Stand: EL 01 – ET: 09/2005

Bisher forderte der DCGK auf der Basis einer freiwilligen Selbstverpflichtung die Offenlegung der Vorstandsgehälter in individualisierter Form (vgl. Schamburg-Dickstein, HdR-E, Kap 8, Rn. 164 ff.). Da dieser Verpflichtung nur die wenigsten UN nachkamen, verlangt das VorstOG von börsennotierten AG, die auf jedes Vorstandsmitglied entfallende Vergütung individualisiert und für den Aktionär nachvollziehbar offen zu legen. Diese Forderung basiert auf der Annahme, dass der Aktionär als Eigenkapitalgeber das Recht auf diese Information hat, da nur mit dieser Angabe nachvollzogen werden kann, ob die Bezüge gem. § 87 Abs. 1 AktG in einem angemessenen Verhältnis zu den Aufgaben des Vorstandsmitglieds und der Lage der Gesellschaft stehen (vgl. BT-Drucks. 15/5577, S. 5).

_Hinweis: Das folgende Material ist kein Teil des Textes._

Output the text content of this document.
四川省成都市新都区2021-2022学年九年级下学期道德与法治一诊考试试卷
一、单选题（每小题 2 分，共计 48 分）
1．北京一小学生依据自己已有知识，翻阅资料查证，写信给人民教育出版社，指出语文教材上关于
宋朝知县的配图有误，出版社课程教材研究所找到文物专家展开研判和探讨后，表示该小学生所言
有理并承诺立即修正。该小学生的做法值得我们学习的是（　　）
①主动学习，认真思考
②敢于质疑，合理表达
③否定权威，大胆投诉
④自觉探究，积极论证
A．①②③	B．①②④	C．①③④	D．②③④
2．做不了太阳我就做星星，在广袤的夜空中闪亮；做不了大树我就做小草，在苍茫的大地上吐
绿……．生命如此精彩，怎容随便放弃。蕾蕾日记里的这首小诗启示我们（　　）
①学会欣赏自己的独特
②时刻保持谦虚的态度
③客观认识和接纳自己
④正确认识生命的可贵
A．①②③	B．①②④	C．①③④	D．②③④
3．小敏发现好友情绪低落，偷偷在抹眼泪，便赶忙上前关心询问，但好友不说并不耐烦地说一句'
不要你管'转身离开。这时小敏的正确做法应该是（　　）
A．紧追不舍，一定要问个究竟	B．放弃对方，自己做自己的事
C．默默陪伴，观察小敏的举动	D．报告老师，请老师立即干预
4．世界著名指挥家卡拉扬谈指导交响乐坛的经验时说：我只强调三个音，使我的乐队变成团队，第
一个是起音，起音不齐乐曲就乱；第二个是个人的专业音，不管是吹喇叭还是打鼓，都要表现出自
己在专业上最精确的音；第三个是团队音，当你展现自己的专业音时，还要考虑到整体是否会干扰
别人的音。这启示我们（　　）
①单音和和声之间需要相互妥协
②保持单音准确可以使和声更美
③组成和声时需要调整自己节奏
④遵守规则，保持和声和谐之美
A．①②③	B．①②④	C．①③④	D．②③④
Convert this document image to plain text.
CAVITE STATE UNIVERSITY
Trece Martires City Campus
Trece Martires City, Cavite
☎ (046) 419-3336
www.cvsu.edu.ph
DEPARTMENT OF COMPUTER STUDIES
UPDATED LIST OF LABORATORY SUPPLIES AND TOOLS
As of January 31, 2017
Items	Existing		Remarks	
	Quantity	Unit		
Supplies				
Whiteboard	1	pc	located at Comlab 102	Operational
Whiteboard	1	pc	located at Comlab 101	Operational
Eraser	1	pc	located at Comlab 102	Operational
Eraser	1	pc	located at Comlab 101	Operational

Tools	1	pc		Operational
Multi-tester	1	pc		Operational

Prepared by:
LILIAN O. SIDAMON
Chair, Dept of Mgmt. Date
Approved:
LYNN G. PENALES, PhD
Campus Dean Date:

Der Offenlegungsverpflichtung kann im Anh. zum JA bzw. zum KA oder alternativ in einem gesonderten Teil des Lageberichts nachgekommen werden. Gem. § 286 Abs. 5 hat die HV das Recht, mit einer Mehrheit von mind. 75 v. H. der Stimmrechte das UN fünf Jahre lang von dieser Offenlegungspflicht zu befreien.

Das VorstOG wurde ebenso wie das UMAG am 08.07.2005 vom Bundesrat verabschiedet (vgl. BR-Drucks. 451/05).